Swiss albino mice weighing 25–30 g (n = 5–6/group) received the extract (200 mg/kg, p.o.), the vehicle (10 mL/kg, p.o.), or the reference compound nalbuphine (10 mg/kg, i.p.). After 1 h, the mice response to heat-induced nociceptive pain was assessed individually by placing on a hot plate heated at 55 ± 1 °C. The latency until mice showed first signs of discomfort (licking of the fore and hind paws, hind paw lifting, or jumping) was recorded, before (baseline) and at 1, 2, 3 and 4 h following different treatments.

4.5.5. Induction of Pyrexia in Mice Using Brewer’s Yeast

Pyrexia was induced in mice as described previously, with modifications [22]. Briefly, initial body temperature of the rectum was recorded for each mouse using a lubricated digital thermometer. Next, Brewer’s yeast suspension was prepared in normal saline (30%), and then the yeast suspension (1 mL/100 g) was injected subcutaneously behind the neck. 18 h later, the rectal temperature was recorded again (T0), and mice that showed a temperature higher than T0 by at least 0.5 °C were included in the study. Pyretic animals were then treated with the extract, paracetamol (150 mg/kg) or vehicle. The rectal temperature was recorded again at 30 min, 1, 2, 3 and 24 h posttreatment.

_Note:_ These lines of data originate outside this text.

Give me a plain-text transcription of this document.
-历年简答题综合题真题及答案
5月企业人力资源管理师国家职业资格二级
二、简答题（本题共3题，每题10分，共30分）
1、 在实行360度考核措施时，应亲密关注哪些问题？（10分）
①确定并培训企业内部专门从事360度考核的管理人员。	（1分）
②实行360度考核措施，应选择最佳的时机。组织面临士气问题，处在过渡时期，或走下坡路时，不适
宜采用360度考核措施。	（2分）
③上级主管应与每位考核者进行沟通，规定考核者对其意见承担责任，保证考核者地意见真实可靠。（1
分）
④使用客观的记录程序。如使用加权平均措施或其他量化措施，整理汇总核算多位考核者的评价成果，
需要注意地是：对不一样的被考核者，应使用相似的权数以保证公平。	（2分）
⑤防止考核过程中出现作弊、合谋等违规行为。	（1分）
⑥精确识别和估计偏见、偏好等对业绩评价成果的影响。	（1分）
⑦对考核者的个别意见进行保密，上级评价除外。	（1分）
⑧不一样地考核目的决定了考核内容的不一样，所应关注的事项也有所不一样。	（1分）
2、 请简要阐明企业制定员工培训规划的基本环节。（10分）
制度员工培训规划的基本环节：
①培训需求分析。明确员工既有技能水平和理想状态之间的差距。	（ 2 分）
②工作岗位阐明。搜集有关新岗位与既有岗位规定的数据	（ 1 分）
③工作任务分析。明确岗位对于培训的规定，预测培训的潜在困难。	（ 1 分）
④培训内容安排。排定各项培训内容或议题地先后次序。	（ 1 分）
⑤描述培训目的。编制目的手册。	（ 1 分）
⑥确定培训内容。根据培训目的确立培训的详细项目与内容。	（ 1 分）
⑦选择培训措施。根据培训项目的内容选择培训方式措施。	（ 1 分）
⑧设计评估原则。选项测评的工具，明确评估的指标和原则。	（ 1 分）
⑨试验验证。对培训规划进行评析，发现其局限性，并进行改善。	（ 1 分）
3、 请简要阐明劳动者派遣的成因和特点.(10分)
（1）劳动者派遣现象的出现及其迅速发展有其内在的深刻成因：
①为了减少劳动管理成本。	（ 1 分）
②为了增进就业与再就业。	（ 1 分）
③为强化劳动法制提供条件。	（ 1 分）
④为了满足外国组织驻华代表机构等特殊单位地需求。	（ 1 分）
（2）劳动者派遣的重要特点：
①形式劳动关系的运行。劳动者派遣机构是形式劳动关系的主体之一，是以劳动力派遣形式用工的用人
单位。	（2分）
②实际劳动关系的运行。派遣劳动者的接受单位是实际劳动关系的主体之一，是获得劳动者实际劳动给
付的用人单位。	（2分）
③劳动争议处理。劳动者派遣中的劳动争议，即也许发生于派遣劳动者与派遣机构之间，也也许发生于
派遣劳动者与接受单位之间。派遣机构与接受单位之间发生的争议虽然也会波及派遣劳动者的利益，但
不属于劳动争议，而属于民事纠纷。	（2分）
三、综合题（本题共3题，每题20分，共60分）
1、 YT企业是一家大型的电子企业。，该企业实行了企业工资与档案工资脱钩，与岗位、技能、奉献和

4.5.6. Anti-Nociceptive Activity by Acetic Acid-Induced Abdominal Writhing in Mice

The acetic acid-induced writhing model is commonly used to assess the peripheral anti-nociceptive activity of the drug under investigation [33]. Swiss albino mice weighing 25–30 g were divided into 3 groups (6–8 mice) and pretreated with the vehicle (1% Tween 80,10 mL/kg), the extract (200 mg/kg, p.o.), or diclofenac (20 mg/kg) for 1 h, followed by 0.7% acetic acid injection (1 mL/100 g, i.p.). The number of writhes (constriction of abdomen, turning of trunk and extension of hind legs) was recorded for 25 min.

4.6. Data Analysis

Data were analyzed using statistical software Graph Pad Prism version 5 (GraphPad Software, San Diego, CA, USA.). Analysis of Variance (ANOVA) or repeated-measures analysis of variance (RM-ANOVA), after which by Tukey’s post hoc test and Student’s t-test were used to state differences between groups. Data are expressed as mean ±  S.E.M.